Inhibit Sleep During Non-Interruptible Operations

Principles:

Safe-by-construction operations

Sane defaults

Context

braid enables whole-system suspend via autosuspend. That is the right default for a quiet, low-power NAS, but it creates a failure mode for long-running storage operations that should not be interrupted mid-flight.

btrfs replace is the motivating example. Upstream btrfs explicitly warns that suspend/hibernate can interrupt device replace and recommends inhibiting sleep before running it. On newer kernels, suspend can cancel the replace outright; on older kernels, suspend can leave braid to recover a broken topology after wake. The same risk profile applies to btrfs device remove (long-running data migration) and to the conditional balances in add and remove-missing (pool_balance_raid1 after add to ≥2 disks; maybe_restore_raid1 after clearing the last missing device).

braid needs a clear rule for when to hold a sleep inhibitor, because “just acquire it for the whole command” is too broad:

It is unnecessary and user-hostile to block suspend while waiting for confirmation or passphrase entry.
It is correct to block suspend once the command is entering the non-interruptible mutation window where interruption risks corruption, degraded topology, or restarting hours of work.

systemd guidance

braid follows systemd’s inhibitor model directly:

systemd-inhibit is for work that should not be interrupted, such as recording media or similarly sensitive long-running operations.
block inhibitors are for cases where sleep must be refused outright while the critical section is active.
delay inhibitors are for short grace periods where a service needs time to prepare for sleep, not for hours-long work.
Inhibitors should be held only for the shortest window that actually needs protection.

Primary references:

systemd-inhibit(1): https://www.freedesktop.org/software/systemd/man/systemd-inhibit.html
systemd Inhibitor Locks: https://systemd.io/INHIBITOR_LOCKS/

Decision

braid acquires a What=sleep, Mode=block inhibitor only for the non-interruptible portion of a long-running operation.

The inhibitor boundary is:

Run interactive prompts, passphrase collection, and reversible validation first.
Acquire the sleep inhibitor immediately before the irreversible mutation window begins.
Keep it held for the full duration of the non-interruptible work, including any required follow-up work that is part of the same intent command.
Release it immediately when that critical section ends, whether by success, error, or signal-driven unwind.

braid must not hold a sleep inhibitor during:

confirmation prompts
passphrase entry
dry-run output
reversible preflight that can fail without leaving partial state

Current application

braid replace, braid remove, braid remove-missing, and braid add all hold a What=sleep, Mode=block, Who=braid logind inhibitor for their respective mutation windows. Each command acquires the inhibitor immediately before journal::write_journal(), after all interactive/reversible work, and holds it until the function returns (success, error, or signal-driven unwind).

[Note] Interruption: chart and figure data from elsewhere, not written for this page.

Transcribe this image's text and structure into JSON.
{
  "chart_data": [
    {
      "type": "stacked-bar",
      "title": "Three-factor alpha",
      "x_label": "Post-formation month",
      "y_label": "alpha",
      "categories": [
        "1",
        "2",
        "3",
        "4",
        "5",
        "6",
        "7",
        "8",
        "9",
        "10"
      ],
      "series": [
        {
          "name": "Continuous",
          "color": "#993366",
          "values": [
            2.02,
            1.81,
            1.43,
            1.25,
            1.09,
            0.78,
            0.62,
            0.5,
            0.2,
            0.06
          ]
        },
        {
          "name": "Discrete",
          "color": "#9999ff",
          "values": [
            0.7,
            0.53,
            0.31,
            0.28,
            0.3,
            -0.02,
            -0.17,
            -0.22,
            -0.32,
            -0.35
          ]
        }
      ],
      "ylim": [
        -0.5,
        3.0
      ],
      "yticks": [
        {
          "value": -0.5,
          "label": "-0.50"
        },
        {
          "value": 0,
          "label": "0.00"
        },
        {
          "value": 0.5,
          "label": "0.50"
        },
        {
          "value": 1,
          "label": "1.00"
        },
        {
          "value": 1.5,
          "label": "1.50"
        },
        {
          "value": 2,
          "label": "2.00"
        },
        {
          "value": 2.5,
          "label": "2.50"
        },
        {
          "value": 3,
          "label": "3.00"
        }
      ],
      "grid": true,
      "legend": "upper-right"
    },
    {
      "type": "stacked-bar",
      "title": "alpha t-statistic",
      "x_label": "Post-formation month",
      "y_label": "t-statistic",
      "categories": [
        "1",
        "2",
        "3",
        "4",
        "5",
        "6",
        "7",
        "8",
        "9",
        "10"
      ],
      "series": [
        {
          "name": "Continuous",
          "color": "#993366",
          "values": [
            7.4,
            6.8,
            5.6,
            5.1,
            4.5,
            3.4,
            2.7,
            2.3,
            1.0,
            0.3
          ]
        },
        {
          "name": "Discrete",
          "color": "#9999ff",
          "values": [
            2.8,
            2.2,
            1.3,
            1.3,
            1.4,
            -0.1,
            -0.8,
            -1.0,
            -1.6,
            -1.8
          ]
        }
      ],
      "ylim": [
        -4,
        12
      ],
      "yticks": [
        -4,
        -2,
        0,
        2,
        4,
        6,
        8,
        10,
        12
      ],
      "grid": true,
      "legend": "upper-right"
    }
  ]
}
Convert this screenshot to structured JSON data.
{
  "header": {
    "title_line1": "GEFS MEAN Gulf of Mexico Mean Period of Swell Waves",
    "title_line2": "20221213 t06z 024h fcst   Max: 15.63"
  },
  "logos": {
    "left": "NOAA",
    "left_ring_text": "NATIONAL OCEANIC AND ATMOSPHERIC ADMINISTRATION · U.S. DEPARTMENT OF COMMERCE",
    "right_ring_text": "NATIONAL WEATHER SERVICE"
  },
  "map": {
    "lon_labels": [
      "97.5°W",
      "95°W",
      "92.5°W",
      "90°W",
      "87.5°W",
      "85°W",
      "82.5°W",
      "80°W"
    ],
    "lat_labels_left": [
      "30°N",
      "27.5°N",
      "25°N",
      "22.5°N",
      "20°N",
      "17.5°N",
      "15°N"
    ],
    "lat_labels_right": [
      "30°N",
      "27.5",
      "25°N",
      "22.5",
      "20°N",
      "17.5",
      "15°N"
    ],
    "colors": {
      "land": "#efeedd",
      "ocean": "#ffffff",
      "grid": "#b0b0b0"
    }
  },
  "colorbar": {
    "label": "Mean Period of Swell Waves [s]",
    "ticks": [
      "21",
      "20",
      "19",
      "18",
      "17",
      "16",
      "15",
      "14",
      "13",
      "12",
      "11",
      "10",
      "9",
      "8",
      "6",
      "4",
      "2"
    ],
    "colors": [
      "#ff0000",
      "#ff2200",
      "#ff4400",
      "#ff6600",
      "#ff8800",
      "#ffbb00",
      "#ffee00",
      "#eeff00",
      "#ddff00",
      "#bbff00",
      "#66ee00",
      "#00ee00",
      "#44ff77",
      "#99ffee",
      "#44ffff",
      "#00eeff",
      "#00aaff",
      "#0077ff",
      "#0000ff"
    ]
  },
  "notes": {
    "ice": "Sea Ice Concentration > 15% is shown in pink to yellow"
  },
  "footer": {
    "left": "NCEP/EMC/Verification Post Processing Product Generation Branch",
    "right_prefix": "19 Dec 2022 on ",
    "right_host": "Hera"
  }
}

For all four commands, the protected scope is the post-journal critical section, and the excluded scope is the same:

--dry-run
confirmation prompt
passphrase reads
reversible validation and identity checks

Failure to acquire the inhibitor returns a Validation-shaped error before the journal is written, so an environmental logind failure does not strand the user in recovery mode.

`braid replace`

The protected scope includes:

journal write and post-commit phase rewrite
new-disk LUKS initialization/open
btrfs replace start
best-effort old-mapper close for live replacements
post-replace resize
post-replace soft RAID1 balance for missing-path replacements that clear the last missing device

The new-target LUKS identity check is deliberately two-tier: the primary gate (cli/src/replace.rs#verify_existing_luks_new_target_preflight) runs pre-journal under the excluded “reversible validation and identity checks” rule above, so an operator disk-swap or backing-drift in the post-confirmation window aborts on the reversible side without stranding pending-op.json; a residual re-probe (probe_existing_luks_new_target_uuid closed-mapper arm, verify_existing_luks_open_mapper_target open-mapper arm) stays post-journal inside the “new-disk LUKS initialization/open” scope to guard the narrow journal->open window that contains the optional slot-1 keyfile enroll. Do not collapse it to one tier.

`braid remove`

The protected scope includes:

journal write
the optional pre-remove pool_balance_single (RAID1→single) when only one device will remain
btrfs device remove data migration
post-remove LUKS mapper close and membership persistence

`braid remove-missing`

The protected scope includes:

journal write
btrfs device remove <devid> (chunk relocation via btrfs_shrink_device; can run for minutes when the missing device had data allocated because surviving RAID1 stripes are rewritten into newly allocated chunks on remaining devices)
post-op membership persistence
post-commit phase rewrite
the conditional soft RAID1 balance that converts single-profile chunks (created during degraded operation) back to RAID1 when clearing the last missing device on a multi-disk pool

The inhibitor is acquired unconditionally before journal write, even in the cases where maybe_restore_raid1 will be a no-op. This keeps the boundary rule simple (“acquire before journal”) and matches the rest of the suite. The “savings” of skipping acquisition when the soft balance will not run are tiny on a NAS that is idle most of the time.

`braid add`

The protected scope includes:

journal write
LUKS format/header backup/open of fresh disks
pool_bootstrap_mount / pool_bootstrap_mount_raid1 (bootstrap path) or pool_add_device followed by the conditional pool_balance_raid1 (add-to-existing-pool path) when the post-add pool has ≥2 devices
post-op membership persistence

As with remove-missing, the inhibitor is acquired unconditionally before journal write. The bootstrap path’s mkfs phase is fast but still irreversible across the journal boundary; the add-to-existing path’s RAID1 balance is the long-running phase that the inhibitor primarily protects.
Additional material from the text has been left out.